November 05, 2025
Abstract
Background:
Oral squamous cell carcinoma (OSCC) is a deadly disease with a mere 40% five-year survival rate for patients with advanced disease. Previously we discovered that capsazepine (CPZ), a transient receptor potential channel, Vanilloid subtype 1 (TRPV1) antagonist, has significant anti-tumor effects against OSCC via a unique mechanism-of-action that is independent of TRPV1. Thus we developed novel CPZ analogs with more potent anti-proliferative effects (CIDD-24, −99, and −111).
Methods:
Using OSCC xenograft models, we determined the efficacy of these analogs in vivo. TRPV1 interactions were evaluated using calcium imaging and a rat model of orofacial pain. Anti-cancer mechanism(s)-of-action were assessed by cell cycle analysis and mitochondrial depolarization assays.
Results:
CIDD-99 was the most potent analog demonstrating significant anti-tumor effects in vivo (p<0.001). CIDD-24 was equipotent to the parent compound CPZ, but less potent than CIDD-99. CIDD-111 was the least efficacious analog. Calcium imaging studies confirmed that CIDD-99 neither activates nor inhibits TRPV1 confirming that TRPV1 activity is not involved in its anti-cancer effects. All analogs induced an S-phase block, dose-dependent mitochondrial depolarization, and apoptosis. Histological analyses revealed increased apoptosis and reduced cell proliferation in tumors treated with these analogs. Importantly, CIDD-99 had the most dramatic anti-tumor effects with 85% of tumors resolving leaving only minute traces of viable tissue. Additionally, CIDD-99 was non-noxious and demonstrated no observable adverse reactions
Conclusion:
This study describes a novel, highly efficacious, CPZ analog, CIDD-99, with dramatic anti-tumor effects against OSCC that may be efficacious as a lone therapy or in combination with standard therapies.

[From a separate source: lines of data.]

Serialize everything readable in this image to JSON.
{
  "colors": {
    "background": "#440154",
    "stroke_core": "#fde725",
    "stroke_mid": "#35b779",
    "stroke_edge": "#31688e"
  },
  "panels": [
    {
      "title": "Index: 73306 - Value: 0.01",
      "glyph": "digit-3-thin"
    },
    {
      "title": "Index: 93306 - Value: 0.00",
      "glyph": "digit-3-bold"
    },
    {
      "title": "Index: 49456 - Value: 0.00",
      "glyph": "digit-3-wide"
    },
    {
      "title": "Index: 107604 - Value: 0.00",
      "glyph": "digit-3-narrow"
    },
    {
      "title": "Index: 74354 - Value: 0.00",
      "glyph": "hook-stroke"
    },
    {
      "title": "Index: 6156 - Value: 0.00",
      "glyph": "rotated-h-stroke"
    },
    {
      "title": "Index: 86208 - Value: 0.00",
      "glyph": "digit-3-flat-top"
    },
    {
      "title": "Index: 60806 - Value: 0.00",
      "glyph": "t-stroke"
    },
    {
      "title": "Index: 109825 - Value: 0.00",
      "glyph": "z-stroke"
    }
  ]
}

Keywords: oral cancer, capsazepine analog, mitochondria
Introduction
Head and neck squamous cell carcinoma (HNSCC) is an insidious disease resulting in over 50,000 new cases and 10,000 deaths in the United States annually (1, 2). Greater than 50% of all HNSCC patients will die within five years of their diagnosis (1). This is due to late-detection and consequent advanced disease, which is resistant to conventional treatments. Notably, 75% of new patients have advanced disease at the time of diagnosis (3–5). In addition, the majority of tumors (60%) are found in the oral cavity (OSCC); the site with the highest recurrence rates and a median survival of a mere 6 months (3–7). Hence there is a great need to develop new methods of treatment for OSCC.

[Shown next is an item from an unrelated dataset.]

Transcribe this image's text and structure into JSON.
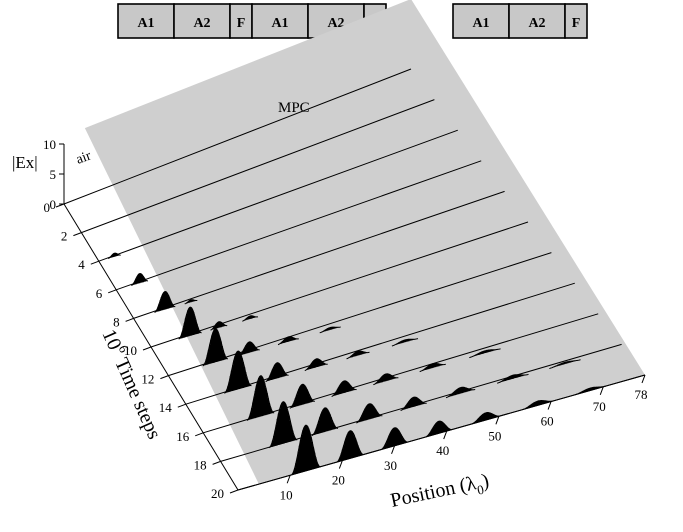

Previously, we identified a novel anti-cancer function of Vanilloids in which both capsaicin (TRPV1 agonist) and its synthetic analog CPZ (TRPV1 antagonist) have anti-proliferative effects against multiple OSCC cell lines (8). We also demonstrated significant anti-tumor effects of CPZ in vivo using three OSCC xenograft models, which yielded no adverse effects on non-malignant tissues and no liver or kidney toxicities. Interestingly, we showed that the anti-cancer effects of CPZ are through a second mechanism-of-action that does not involve TRPV1; rather, induction of reactive oxygen species (ROS) and apoptosis (8). Based upon these findings, we generated potent CPZ analogs (30 total) with significantly greater anti-proliferative effects in vitro (9). Lead compounds CIDD-24 (compound 17) and CIDD-111 (compound 29) displayed significant anti-tumor effects in vivo, which were more potent than the parent compound CPZ. We also confirmed that these lead compounds are efficacious against multiple cancer types including OSCC. Here we describe the efficacy of CIDD-24, CIDD-111, and the novel, more potent analog, CIDD-99, against a panel of OSCC cell lines and validate their anti-tumor effects in vivo. Mechanisms-of-action are investigated using calcium imaging, behavior studies, and mitochondrial function testing.
Materials and Methods
Reagents
Working stocks of CPZ and analogs were made fresh by diluting each compound in 100% EtOH to a final stock concentration of 100mM.